Jimmy -
Awesome shots! I remember seeing your fretless at Modulus back when they were on Folsom in SF (it seemed like it was there forever). It's an extraordinary bass. I never got Geoff to admit whether he thought this was better than his personal Alembic, but I know it sounds better than mine.
The different generations of Modulus necks have distinct differences in tone. The oldest ones have the crystalline cosmetic coat that both these basses have. After that there was a kind of wavy woven fabric, then checkerboard weave, and finally the polygons that are on most Modulus basses and on my Alembic. The outside appearance is cosmetic - the molds are build up in layers in a mold, and the first layer in is the one you see on the outside. The actual guts of the neck have a boring linear appearance. The polygon necks are made by chopping the linear material into irregular shapes and laying those in the mold.
I think the old crystalline necks are stiffer and have a more piano tone.

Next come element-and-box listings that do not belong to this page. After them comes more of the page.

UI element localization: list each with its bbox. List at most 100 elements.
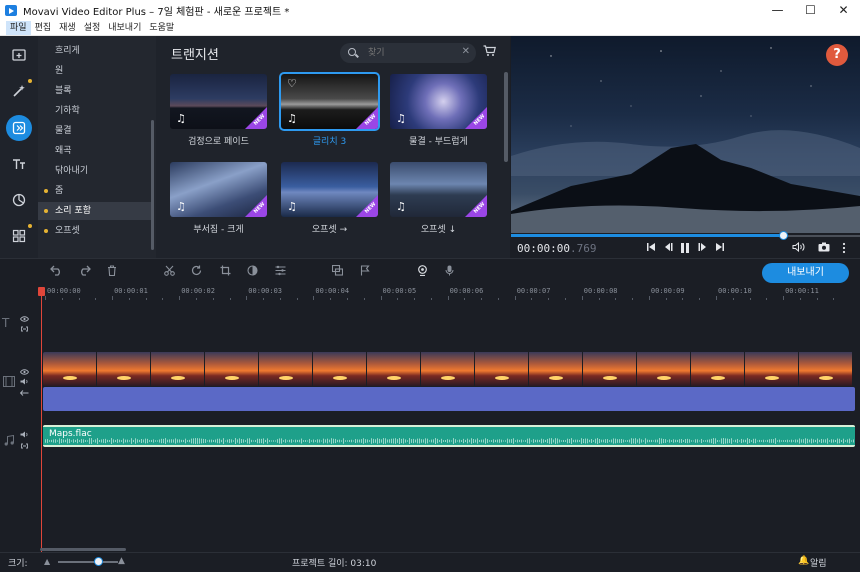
ruler-time-label: 00:00:00 bbox=[47, 287, 81, 295]
menu-bar: 파일 편집 재생 설정 내보내기 도움말 bbox=[0, 20, 860, 36]
import-icon[interactable] bbox=[6, 42, 32, 68]
category-item-zoom[interactable]: 줌 bbox=[38, 182, 153, 200]
speaker-icon[interactable] bbox=[20, 378, 29, 387]
category-item[interactable]: 물결 bbox=[38, 122, 153, 140]
speaker-icon[interactable] bbox=[20, 431, 29, 440]
menu-file[interactable]: 파일 bbox=[6, 20, 31, 35]
bell-icon[interactable]: 🔔 bbox=[798, 556, 809, 566]
transitions-panel: 트랜지션 ✕ ♫NEW 검정으로 페이드 ♡ ♫NEW 글리치 3 ♫NEW 물결 - 부드… bbox=[156, 36, 510, 258]
video-frame-thumbnail bbox=[43, 352, 97, 386]
category-item-with-sound[interactable]: 소리 포함 bbox=[38, 202, 153, 220]
menu-playback[interactable]: 재생 bbox=[55, 21, 80, 35]
category-item[interactable]: 흐리게 bbox=[38, 42, 153, 60]
zoom-slider-track[interactable] bbox=[58, 561, 118, 563]
menu-edit[interactable]: 편집 bbox=[31, 21, 56, 35]
track-headers: T bbox=[0, 300, 40, 552]
favorite-heart-icon[interactable]: ♡ bbox=[287, 77, 297, 90]
pause-icon[interactable] bbox=[680, 242, 690, 257]
delete-icon[interactable] bbox=[107, 265, 117, 279]
clear-search-icon[interactable]: ✕ bbox=[462, 46, 470, 57]
playback-progress[interactable] bbox=[511, 231, 860, 240]
volume-icon[interactable] bbox=[792, 241, 805, 255]
notifications-label[interactable]: 알림 bbox=[810, 556, 827, 569]
zoom-in-icon[interactable]: ▲ bbox=[118, 556, 125, 566]
help-button[interactable]: ? bbox=[826, 44, 848, 66]
link-arrow-icon[interactable] bbox=[19, 389, 29, 398]
link-icon[interactable] bbox=[20, 325, 29, 334]
video-audio-clip[interactable] bbox=[43, 387, 855, 411]
transition-thumbnail[interactable]: ♫ NEW bbox=[170, 74, 267, 129]
category-scrollbar[interactable] bbox=[151, 120, 154, 250]
timecode: 00:00:00.769 bbox=[517, 242, 596, 255]
overlay-icon[interactable] bbox=[331, 264, 344, 279]
minimize-button[interactable]: — bbox=[761, 0, 794, 20]
category-item[interactable]: 왜곡 bbox=[38, 142, 153, 160]
titles-icon[interactable] bbox=[6, 151, 32, 177]
category-item[interactable]: 원 bbox=[38, 62, 153, 80]
sound-note-icon: ♫ bbox=[287, 200, 297, 213]
store-cart-icon[interactable] bbox=[483, 45, 496, 57]
ruler-time-label: 00:00:02 bbox=[181, 287, 215, 295]
record-webcam-icon[interactable] bbox=[417, 265, 428, 279]
link-icon[interactable] bbox=[20, 442, 29, 451]
record-voiceover-icon[interactable] bbox=[445, 265, 454, 279]
next-frame-icon[interactable] bbox=[698, 242, 708, 255]
transitions-scrollbar[interactable] bbox=[504, 72, 508, 162]
stickers-icon[interactable] bbox=[6, 187, 32, 213]
menu-help[interactable]: 도움말 bbox=[145, 21, 178, 35]
color-adjust-icon[interactable] bbox=[247, 265, 258, 279]
timeline-toolbar bbox=[0, 258, 860, 286]
category-item[interactable]: 기하학 bbox=[38, 102, 153, 120]
marker-flag-icon[interactable] bbox=[360, 265, 370, 279]
search-input[interactable] bbox=[368, 45, 448, 61]
visibility-eye-icon[interactable] bbox=[19, 315, 30, 324]
category-item[interactable]: 블록 bbox=[38, 82, 153, 100]
category-item-offset[interactable]: 오프셋 bbox=[38, 222, 153, 240]
transition-thumbnail[interactable]: ♫ NEW bbox=[390, 162, 487, 217]
zoom-slider-handle[interactable] bbox=[94, 557, 103, 566]
video-clip[interactable] bbox=[43, 352, 855, 386]
transition-label: 글리치 3 bbox=[312, 137, 347, 147]
cut-icon[interactable] bbox=[164, 265, 175, 279]
go-to-end-icon[interactable] bbox=[715, 242, 725, 255]
transition-thumbnail[interactable]: ♡ ♫ NEW bbox=[279, 72, 380, 131]
transition-label: 오프셋 ↓ bbox=[420, 225, 457, 235]
transition-thumbnail[interactable]: ♫ NEW bbox=[390, 74, 487, 129]
new-dot bbox=[44, 189, 48, 193]
audio-clip[interactable]: Maps.flac bbox=[43, 425, 855, 447]
clip-properties-icon[interactable] bbox=[275, 265, 286, 279]
sound-note-icon: ♫ bbox=[287, 112, 297, 125]
previous-frame-icon[interactable] bbox=[663, 242, 673, 255]
more-options-icon[interactable] bbox=[842, 242, 846, 257]
export-button[interactable]: 내보내기 bbox=[762, 263, 849, 283]
window-title: Movavi Video Editor Plus – 7일 체험판 - 새로운 … bbox=[23, 6, 290, 18]
left-toolbar bbox=[0, 36, 38, 258]
title-bar: Movavi Video Editor Plus – 7일 체험판 - 새로운 … bbox=[0, 0, 860, 20]
transitions-icon[interactable] bbox=[6, 115, 32, 141]
rotate-icon[interactable] bbox=[191, 265, 202, 279]
video-frame-thumbnail bbox=[745, 352, 799, 386]
menu-settings[interactable]: 설정 bbox=[80, 21, 105, 35]
ruler-time-label: 00:00:11 bbox=[785, 287, 819, 295]
category-item[interactable]: 닦아내기 bbox=[38, 162, 153, 180]
snapshot-camera-icon[interactable] bbox=[818, 242, 830, 255]
transition-thumbnail[interactable]: ♫ NEW bbox=[170, 162, 267, 217]
title-track[interactable] bbox=[40, 300, 860, 348]
maximize-button[interactable]: ☐ bbox=[794, 0, 827, 20]
transition-label: 부서짐 - 크게 bbox=[193, 225, 244, 235]
ruler-time-label: 00:00:09 bbox=[650, 287, 685, 295]
playhead[interactable] bbox=[41, 288, 42, 552]
search-icon bbox=[348, 48, 356, 56]
video-preview[interactable] bbox=[511, 36, 860, 233]
undo-icon[interactable] bbox=[50, 265, 63, 279]
visibility-eye-icon[interactable] bbox=[19, 368, 30, 377]
crop-icon[interactable] bbox=[220, 265, 231, 279]
zoom-out-icon[interactable]: ▲ bbox=[44, 557, 50, 566]
go-to-start-icon[interactable] bbox=[646, 242, 656, 255]
timeline-scrollbar[interactable] bbox=[40, 548, 126, 551]
transition-thumbnail[interactable]: ♫ NEW bbox=[281, 162, 378, 217]
redo-icon[interactable] bbox=[78, 265, 91, 279]
menu-export[interactable]: 내보내기 bbox=[104, 21, 145, 35]
close-button[interactable]: ✕ bbox=[827, 0, 860, 20]
playhead-handle[interactable] bbox=[38, 287, 45, 296]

The polygon necks benefit from years of building them, so they're much more reliable - the old ones often suffer fatal delamination (literally coming unglued at the bonding faces between the structural pieces of the neck). Mere epoxy can't bear the stress of holding two pieces of invulnerable graphite together.

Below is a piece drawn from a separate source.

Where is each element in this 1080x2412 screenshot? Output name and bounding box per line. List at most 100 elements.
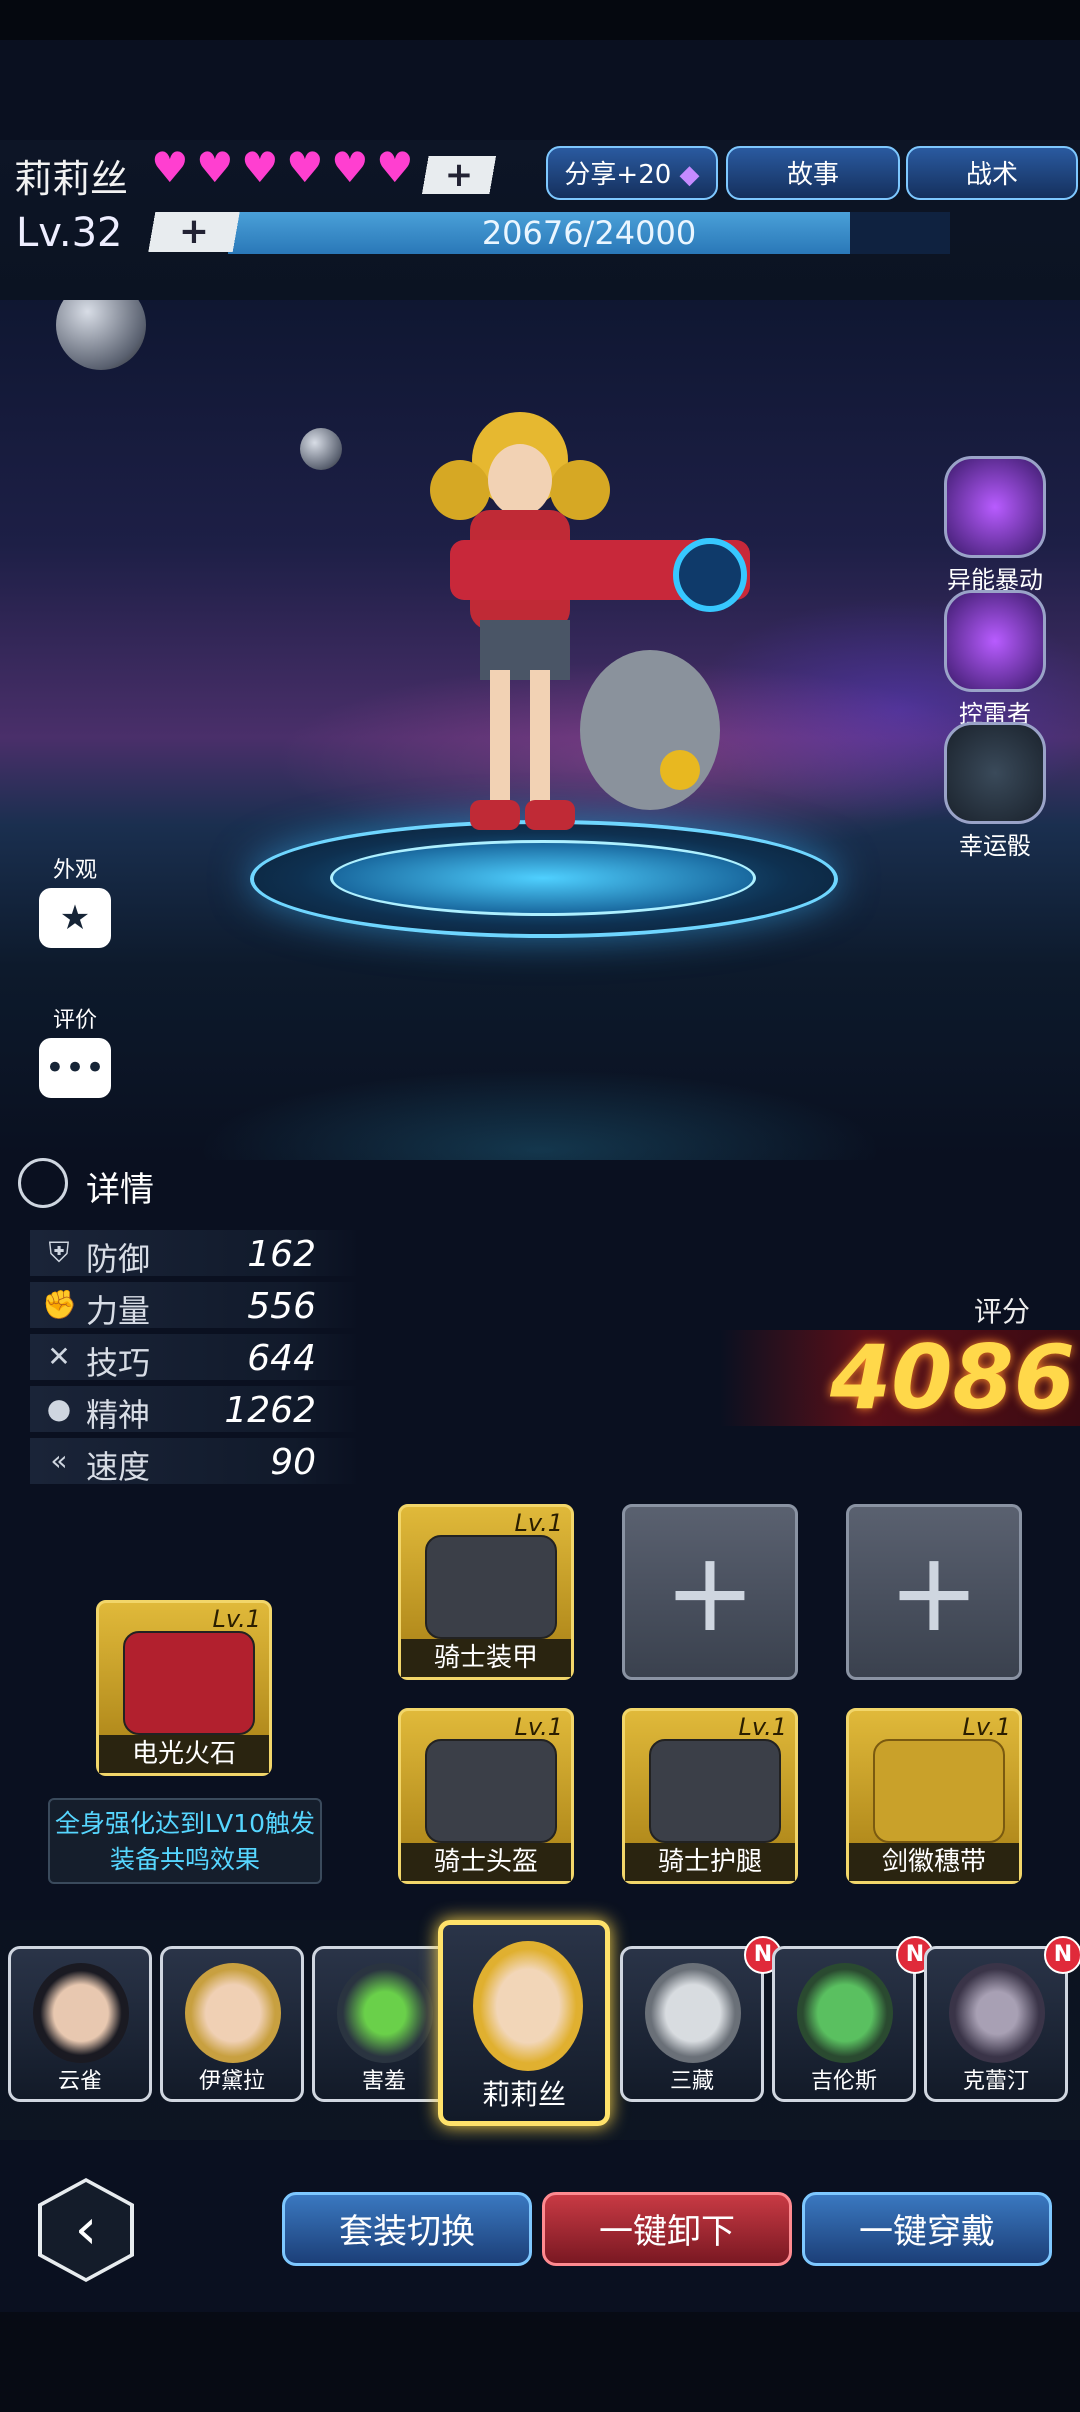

Geoff pooh-poohs the differences between old and new necks (like any builder, the latest one he built is always the best), but I think it's pretty obvious when you listen side-by-side. The older necks were overengineered which isn't suprising since they are literally coming from the same hands that built satellite parts when composite parts were unobtainium. The linear graphite used was a stiffer, more expensive material, and I think most of those crystal necks were fabricated by Geoff himself (I guess his stray beard hair provided additional structural stiffness in the matrix). I have a couple of oddball multi-string basses which were also built from the higher stiffness graphite because they can't predict how the regular stuff will bow with extra string tension and they sound different too. The checkerboard necks sound exactly like the polygons. I know I saw photos of a checkerboard Alembic here before.
Love the hardware! I love the Superwound strings too, although I never tried them on the Alembic (these are the strings where just the core runs over the bridge which really requires a different sort of bridge and setup).